Since our last reading, David has consolidated his reign over all twelve tribes, set up his capitol in Jerusalem and intended to bring the ark there. For the journey of about nine miles, David secured a previously unused cart. It was clearly intended to be an act of reverence, no cart that had ever carried anything else was worthy of carrying the ark of the Lord. They began their journey with all kinds of instruments and a tone of celebration. Then, when the ark began to fall, Uzzah reached out to stop it. He certainly intended to respect the ark, but paid for it with his life. David tried to bring the ark to Jerusalem on his own terms, with his own ideas about how to respect God, but it would never work. In fear, David stopped the ark for several months, until he heard how God was blessing the household where it was. David was reminded that God is a blessing God, and that the judgment of Uzzah was a response to their sin, not a sign that God wasn't good. So he prepared to bring the ark to Jerusalem, but carried by people this time, apparently with no instruments but trumpets and voices, and David himself led the procession, wearing a linen ephod. It certainly looked less dignified than the first attempt, but it was what God wanted.
The party took six steps from Obed-Edom's house to see if God would permit them to continue, and offered sacrifices of thanksgiving when He did. As they proceeded, David danced ("twirled") before the Lord with all of his strength, in worship. His wife and the daughter of Saul, Michal, looked down from a window and despised David. This was no way for a king to behave. A linen ephod was little more than a loincloth, and while a child might wear it, it was hardly appropriate for a grown man, and still less the dignity of a king. When Michel accused David of humiliating himself before the servants, what she probably meant was that he had humiliated her. But she had revealed her heart in any case. David explained that he was not dancing before the servants, but before God, and that he did not care what anyone else thought. Before God, he was happy to be humiliated. David knew that when he honored God that God would bless him, and told Michel that the servants would honor him just the same. In their first attempt to move the ark, people would have been pleased. In the second, God was.

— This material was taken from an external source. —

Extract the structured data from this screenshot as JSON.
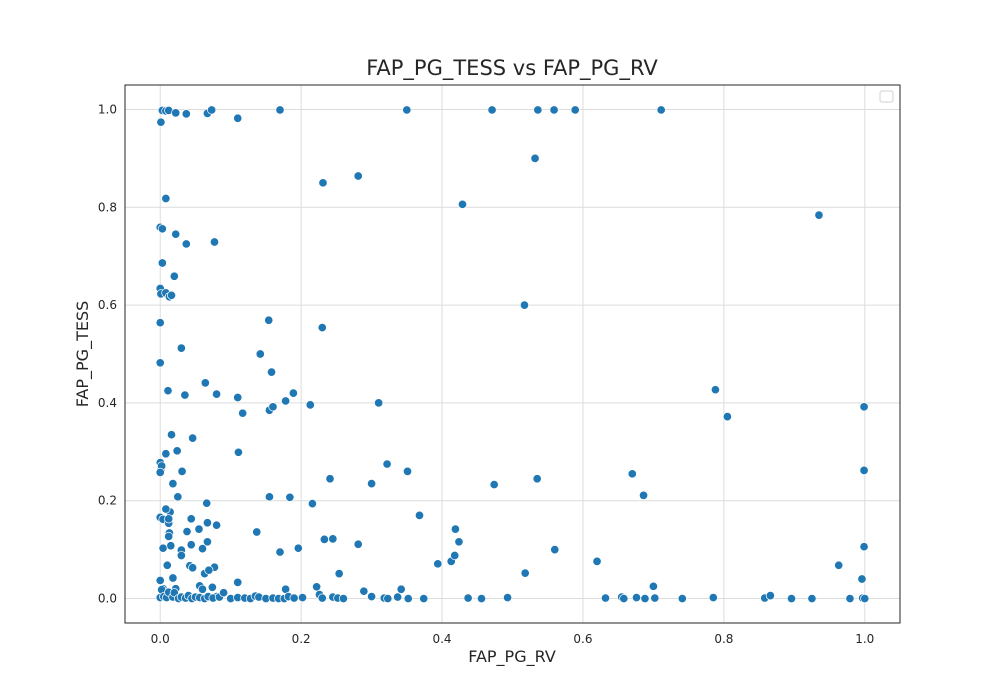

Discussion idea: Why was God so particular about how the ark was moved? How can we replace God's will with what seems good to us or what looks good to others in worship?
Prayer focus: Ask God to teach you to be humbled before Him, and to trust Him to exalt you before others.
Key verse: Romans 3:23
Big Idea: The gospel is the universal solution to the universal problem of sin.
Suppose I ate a bacon cheese Whataburger, with a large order of fries and a chocolate malt (any similarity to actual events is purely coincidental). I took in a lot of bad things: saturated fat, cholesterol, and salt. Maybe later that day, I started to feel guilty about it. How many salads with low-fat dressing would I need to eat to cancel that out? Unfortunately, that is not the way it works.
Maybe I had a bottle of water, with a little poison in it. How much tea do I need to add to the poisoned water before the good tea cancels out the bad poison? Silly questions. Good things do not cancel out bad things, and what is true in the physical world is even more critical in the moral. No amount of time in a soup kitchen can ever excuse a murder. Good deeds can never remove the burden of sin.
Romans 1 and 2 have laid out the case against humanity. Whether we have violated our conscience and the testimony of nature like the Gentiles or violated God's revealed Law through hypocrisy like the Jews, we all have the same problem: sin. The Bible denies the claim that people are basically good. Instead, God tells us that we are all God's good creations, but have been warped and disfigured by the Fall. Our actions and our desires alike have been bent to the wrong ends. We all stand accountable to God, and we all fall short. There is no room for pride because every human being is in the same position. Our behavior can never solve the problem, and the more we try, the worse it gets.
This bad news can only be counteracted by the very good news that God has done the work for us. God's Law pointed toward real righteousness, but it could never get us there because of our own weakness. Instead, God has given us righteousness apart from the Law by giving us righteousness as a gift. Our sin earns us death, but He died in our place. No matter who we are, no matter what we have done, there is one problem and one cure—Grace through faith.
Discussion Idea: How can God, who is a perfect, holy Judge, forgive us without sacrificing justice?
Prayer Focus: Thank God that when we could never get to Him, He came down to us.